One of the best books I've ever read on loss and mourning, Brian Dillon is proving to be one of my favorite writers, full stop. In The Dark Room is about the death of Dillon's parents when he was a teenager, part memoir, part philosophical disquisition aided by Bachelard, Cioran, and Barthes, amongst others. For all the intellectual precision of this book, it is profoundly moving, the perfect fit for my newly invented marketing niche: the Thinking Person's Grief Memoir.

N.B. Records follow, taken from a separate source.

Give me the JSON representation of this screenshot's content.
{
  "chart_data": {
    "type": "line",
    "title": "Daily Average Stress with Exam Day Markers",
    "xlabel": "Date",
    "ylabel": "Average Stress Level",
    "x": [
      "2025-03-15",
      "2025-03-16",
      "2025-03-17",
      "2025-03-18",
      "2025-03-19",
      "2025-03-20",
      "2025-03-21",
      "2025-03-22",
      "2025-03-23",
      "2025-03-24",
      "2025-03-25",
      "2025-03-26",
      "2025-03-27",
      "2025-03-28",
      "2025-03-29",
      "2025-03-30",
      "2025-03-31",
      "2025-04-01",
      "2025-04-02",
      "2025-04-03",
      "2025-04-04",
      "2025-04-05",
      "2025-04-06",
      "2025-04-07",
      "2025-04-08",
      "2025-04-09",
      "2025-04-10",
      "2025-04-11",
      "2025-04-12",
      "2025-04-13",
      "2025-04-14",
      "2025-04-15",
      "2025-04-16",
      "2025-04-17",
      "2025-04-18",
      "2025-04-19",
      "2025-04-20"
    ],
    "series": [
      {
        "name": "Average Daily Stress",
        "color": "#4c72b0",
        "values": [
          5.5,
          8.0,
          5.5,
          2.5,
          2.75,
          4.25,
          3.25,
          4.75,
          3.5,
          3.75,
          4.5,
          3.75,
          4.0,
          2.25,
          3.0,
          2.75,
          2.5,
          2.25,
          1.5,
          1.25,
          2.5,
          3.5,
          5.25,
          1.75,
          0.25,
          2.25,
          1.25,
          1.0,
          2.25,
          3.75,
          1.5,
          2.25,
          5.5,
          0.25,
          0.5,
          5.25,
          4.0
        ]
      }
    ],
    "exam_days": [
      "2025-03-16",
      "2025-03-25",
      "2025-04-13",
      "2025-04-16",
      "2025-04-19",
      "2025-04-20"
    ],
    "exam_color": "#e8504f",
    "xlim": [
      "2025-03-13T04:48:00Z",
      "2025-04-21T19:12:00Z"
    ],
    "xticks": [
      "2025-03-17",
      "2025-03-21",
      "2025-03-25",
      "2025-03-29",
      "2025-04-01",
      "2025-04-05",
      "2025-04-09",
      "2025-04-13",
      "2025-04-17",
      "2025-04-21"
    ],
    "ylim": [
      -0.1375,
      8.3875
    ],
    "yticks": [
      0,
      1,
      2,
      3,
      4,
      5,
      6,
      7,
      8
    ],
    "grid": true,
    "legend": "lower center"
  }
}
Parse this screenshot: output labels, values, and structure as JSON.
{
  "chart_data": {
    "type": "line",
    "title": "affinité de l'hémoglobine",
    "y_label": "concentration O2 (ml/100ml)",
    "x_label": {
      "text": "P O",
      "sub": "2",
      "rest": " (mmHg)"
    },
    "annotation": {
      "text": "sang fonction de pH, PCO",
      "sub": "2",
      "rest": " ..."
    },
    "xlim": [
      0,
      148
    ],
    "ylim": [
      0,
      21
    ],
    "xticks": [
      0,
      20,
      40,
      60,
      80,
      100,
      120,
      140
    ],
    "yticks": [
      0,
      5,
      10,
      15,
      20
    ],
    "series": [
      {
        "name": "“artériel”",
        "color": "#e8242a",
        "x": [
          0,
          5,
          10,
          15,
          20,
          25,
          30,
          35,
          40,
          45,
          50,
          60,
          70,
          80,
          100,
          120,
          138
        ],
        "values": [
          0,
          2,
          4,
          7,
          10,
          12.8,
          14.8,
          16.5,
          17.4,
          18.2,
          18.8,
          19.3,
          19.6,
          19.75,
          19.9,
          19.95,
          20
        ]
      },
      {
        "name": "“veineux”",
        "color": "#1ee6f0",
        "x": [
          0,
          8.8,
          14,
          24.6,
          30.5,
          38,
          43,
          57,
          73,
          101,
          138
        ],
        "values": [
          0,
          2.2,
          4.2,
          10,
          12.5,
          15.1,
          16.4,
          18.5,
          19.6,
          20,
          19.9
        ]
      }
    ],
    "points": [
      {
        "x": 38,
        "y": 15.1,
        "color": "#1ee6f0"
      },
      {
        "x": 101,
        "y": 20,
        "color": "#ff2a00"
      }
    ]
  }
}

Boldly combining the highly personal with the brilliantly scholarly, In the Dark Room explores the question of how memory works emotionally and culturally. It is narrated through the prism of the author's experience of losing both his parents, his mother when he was sixteen, his father when he was on the cusp of adulthood and of trying, after a breakdown some years later, to piece things together. Drawing on the lessons of centuries of literature, philosophy and visual art, Dillon interprets the relics of his parents and of his childhood in a singularly original and arresting piece of writing reissued for the first time since its original publication in 2005, and including a new foreword from prize-winning biographer Frances Wilson.
About the Author
Brian Dillon was born in Dublin in 1969. His books include Essayism, The Great Explosion (shortlisted for the Ondaatje Prize), Objects in This Mirror: Essays, I Am Sitting in a Room, Sanctuary, Tormented Hope: Nine Hypochondriac Lives (shortlisted for the Wellcome Book Prize) and In the Dark Room, which won the Irish Book Award for non-fiction. His writing has appeared in the Guardian, New York Times, London Review of Books, Times Literary Supplement, Bookforum, frieze and Artforum. He is UK editor of Cabinet magazine, and teaches Creative Writing at Queen Mary, University of London.